‘Black Panther’ is culturally and critically excellent

Coogler’s African-centric story is captivating and challenging

War rages in the fictitious African nation of Wakanda. Its king is dead and Vibranium, its prime resource, is at risk of being stolen. T’Challa, the rightful heir to the throne, returns home to succeed his father. As soon as the transition of power seems settled, a contender emerges to challenge the prince: a soldier known as Killmonger. Partake in this journey to the African oasis to see who will emerge victorious and claim the coveted mantle of Black Panther.

Black Panther not only redefines the standards of the Marvel Cinematic Universe (MCU) with its predominantly black cast and African inspiration. It does so with first-rate writing and acting, creating a consummately terrific motion picture. Critics are hailing it as not only a cinematic triumph, but also a cultural landmark, as it tells one man’s story while celebrating an entire continent’s rich culture.

T’Challa’s story picks up immediately after the events of Captain America: Civil War, wherein King T’Chaka (John Kani) is brutally murdered while advocating for oversight of the Avengers. Now, the group has scattered, and its Wakandan newcomer (Chadwick Boseman) must return home to formally ascend the throne.

T’Challa needs all the help he can get to protect his mantle as Black Panther and Wakanda from global ruin. The winsome spy Nakia (Lupita Nyong’o) and the loyal, fearsome Okoye (Danai Gurira) make faithful allies for the rightful king, along with his sister as his gadget guide and mother Ramonda (Angela Bassett) as his confidante. Together, these five actors anchor Black Panther with rousing performances.

Superior acting is one of Black Panther’s many achievements. Returning in his role as T’Challa after 2016’s Captain America: Civil War, Chadwick Boseman brings relaxed confidence to his role as the warrior king. Jordan is unflinching as Killmonger, filling each frame with a ferocious charisma. Nyong’o, Wright, Gurira and Bassett are all phenomenal in their supporting roles as well, helming a Wakandan society rich with African tribal influences. Director Ryan Coogler’s aim to tell an authentically African story combines with these performances and strong writing to create an unforgettable 18th chapter in the MCU.

T’Challa and T’Chaka’s relationship is the heart and soul of Black Panther, shown mainly through flashbacks and dreams. T’Challa loves his father deeply and is determined to lead Wakanda in his father’s footsteps. Times are changing, however, and the king must decide whether to emulate his late father or respond to emerging threats.
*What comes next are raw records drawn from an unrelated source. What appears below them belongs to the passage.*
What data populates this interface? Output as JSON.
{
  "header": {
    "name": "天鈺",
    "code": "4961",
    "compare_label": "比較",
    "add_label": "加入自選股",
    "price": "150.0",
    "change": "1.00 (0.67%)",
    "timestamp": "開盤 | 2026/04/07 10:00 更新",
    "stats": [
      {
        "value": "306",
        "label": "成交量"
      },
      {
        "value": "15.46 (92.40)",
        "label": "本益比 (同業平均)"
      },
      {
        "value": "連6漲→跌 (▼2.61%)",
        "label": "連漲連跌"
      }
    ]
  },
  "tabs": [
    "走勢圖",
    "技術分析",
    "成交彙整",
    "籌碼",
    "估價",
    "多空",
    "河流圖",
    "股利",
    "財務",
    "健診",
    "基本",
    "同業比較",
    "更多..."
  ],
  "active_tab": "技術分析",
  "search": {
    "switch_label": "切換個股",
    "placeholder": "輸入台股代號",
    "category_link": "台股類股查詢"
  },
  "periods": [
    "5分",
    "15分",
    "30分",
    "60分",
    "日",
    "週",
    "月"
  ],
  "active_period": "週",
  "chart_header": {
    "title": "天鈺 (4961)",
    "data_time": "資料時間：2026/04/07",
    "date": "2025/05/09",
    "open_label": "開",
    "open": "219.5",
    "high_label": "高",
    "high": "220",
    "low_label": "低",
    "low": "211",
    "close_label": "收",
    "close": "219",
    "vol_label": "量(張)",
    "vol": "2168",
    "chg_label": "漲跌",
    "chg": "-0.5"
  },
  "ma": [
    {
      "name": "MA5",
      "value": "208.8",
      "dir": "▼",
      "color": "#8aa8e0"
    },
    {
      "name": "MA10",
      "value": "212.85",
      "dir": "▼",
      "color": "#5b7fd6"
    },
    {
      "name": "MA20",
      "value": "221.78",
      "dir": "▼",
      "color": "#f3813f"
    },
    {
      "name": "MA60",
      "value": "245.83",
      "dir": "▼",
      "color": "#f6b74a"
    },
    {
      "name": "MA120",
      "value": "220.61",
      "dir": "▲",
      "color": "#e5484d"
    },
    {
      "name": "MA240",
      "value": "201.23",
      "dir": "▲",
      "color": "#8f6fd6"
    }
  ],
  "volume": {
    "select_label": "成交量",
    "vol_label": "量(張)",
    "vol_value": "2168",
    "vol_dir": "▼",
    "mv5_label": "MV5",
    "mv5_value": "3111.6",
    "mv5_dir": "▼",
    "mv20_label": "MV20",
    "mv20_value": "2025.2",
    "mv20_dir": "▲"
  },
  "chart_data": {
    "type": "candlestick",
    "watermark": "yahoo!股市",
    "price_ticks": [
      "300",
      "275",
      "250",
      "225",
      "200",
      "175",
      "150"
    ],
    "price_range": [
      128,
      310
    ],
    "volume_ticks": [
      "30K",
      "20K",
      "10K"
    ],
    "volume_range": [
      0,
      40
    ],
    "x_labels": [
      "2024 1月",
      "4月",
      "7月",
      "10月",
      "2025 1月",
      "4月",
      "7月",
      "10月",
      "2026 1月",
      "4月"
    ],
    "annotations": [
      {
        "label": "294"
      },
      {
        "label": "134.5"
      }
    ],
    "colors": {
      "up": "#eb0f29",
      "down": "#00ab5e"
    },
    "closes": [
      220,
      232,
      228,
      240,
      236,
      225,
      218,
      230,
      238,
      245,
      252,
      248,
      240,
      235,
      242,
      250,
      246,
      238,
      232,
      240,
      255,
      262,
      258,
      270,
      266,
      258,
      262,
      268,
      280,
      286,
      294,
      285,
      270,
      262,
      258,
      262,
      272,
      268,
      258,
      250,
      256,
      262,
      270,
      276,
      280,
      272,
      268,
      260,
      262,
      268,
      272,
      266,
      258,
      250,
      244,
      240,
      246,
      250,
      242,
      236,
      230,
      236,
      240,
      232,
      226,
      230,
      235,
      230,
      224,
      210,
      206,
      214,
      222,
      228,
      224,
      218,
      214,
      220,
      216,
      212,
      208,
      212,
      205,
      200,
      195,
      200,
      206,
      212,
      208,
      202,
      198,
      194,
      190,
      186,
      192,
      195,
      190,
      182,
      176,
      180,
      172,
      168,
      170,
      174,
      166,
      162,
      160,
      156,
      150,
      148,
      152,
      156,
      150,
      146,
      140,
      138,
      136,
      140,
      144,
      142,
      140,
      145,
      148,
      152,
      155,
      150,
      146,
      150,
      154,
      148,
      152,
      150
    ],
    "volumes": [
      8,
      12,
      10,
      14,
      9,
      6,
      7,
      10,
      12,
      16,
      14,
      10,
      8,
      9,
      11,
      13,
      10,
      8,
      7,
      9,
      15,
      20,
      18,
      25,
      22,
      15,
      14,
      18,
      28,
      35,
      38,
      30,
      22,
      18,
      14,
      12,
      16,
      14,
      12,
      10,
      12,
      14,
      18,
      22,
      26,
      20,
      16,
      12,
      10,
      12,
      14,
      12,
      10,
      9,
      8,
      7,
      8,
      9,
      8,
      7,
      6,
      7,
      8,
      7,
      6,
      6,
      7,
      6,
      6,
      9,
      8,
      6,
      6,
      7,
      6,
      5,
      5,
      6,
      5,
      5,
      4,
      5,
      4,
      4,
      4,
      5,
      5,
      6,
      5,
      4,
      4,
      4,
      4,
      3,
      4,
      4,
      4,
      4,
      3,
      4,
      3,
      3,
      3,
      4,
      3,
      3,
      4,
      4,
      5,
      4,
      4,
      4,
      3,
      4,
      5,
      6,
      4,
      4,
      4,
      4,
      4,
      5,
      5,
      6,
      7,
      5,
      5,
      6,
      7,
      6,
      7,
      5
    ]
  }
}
Public unrest regarding the Avengers and Killmonger’s destructive plans for Vibranium threaten to expose Wakanda’s advanced capabilities to the rest of the world, putting its people in unprecedented danger. Boseman’s character must decide what kind of king he will become amidst this adversity, and Coogler expertly orchestrates his maturation.

In terms of flaws, Coogler’s film does suffer from storytelling flaws prevalent in franchise hero flicks. As Wakandan leaders wrestle with the confrontation between T’Challa and Killmonger, and the contender promises global supremacy for Wakanda, battle lines begin to blur. In particular, I found Daniel Kaluuya’s character flipping loyalties from his close friend T’Challa to the belligerent newcomer suspiciously fast. Other turning points in the story suffer under similar scrutiny, as Coogler’s script is sufficient to serve grander aspects of the movie while falling short of being superb.  

Many will argue that Black Panther has set a new standard for the fantasy genre, remaining faithful to dramatic storytelling while taking weighty social issues head-on. For an edge-of-your-seat thrill ride and indelible recoloring of a culturally homogenous franchise, Black Panther earns an 8/10 and is an absolute must-see.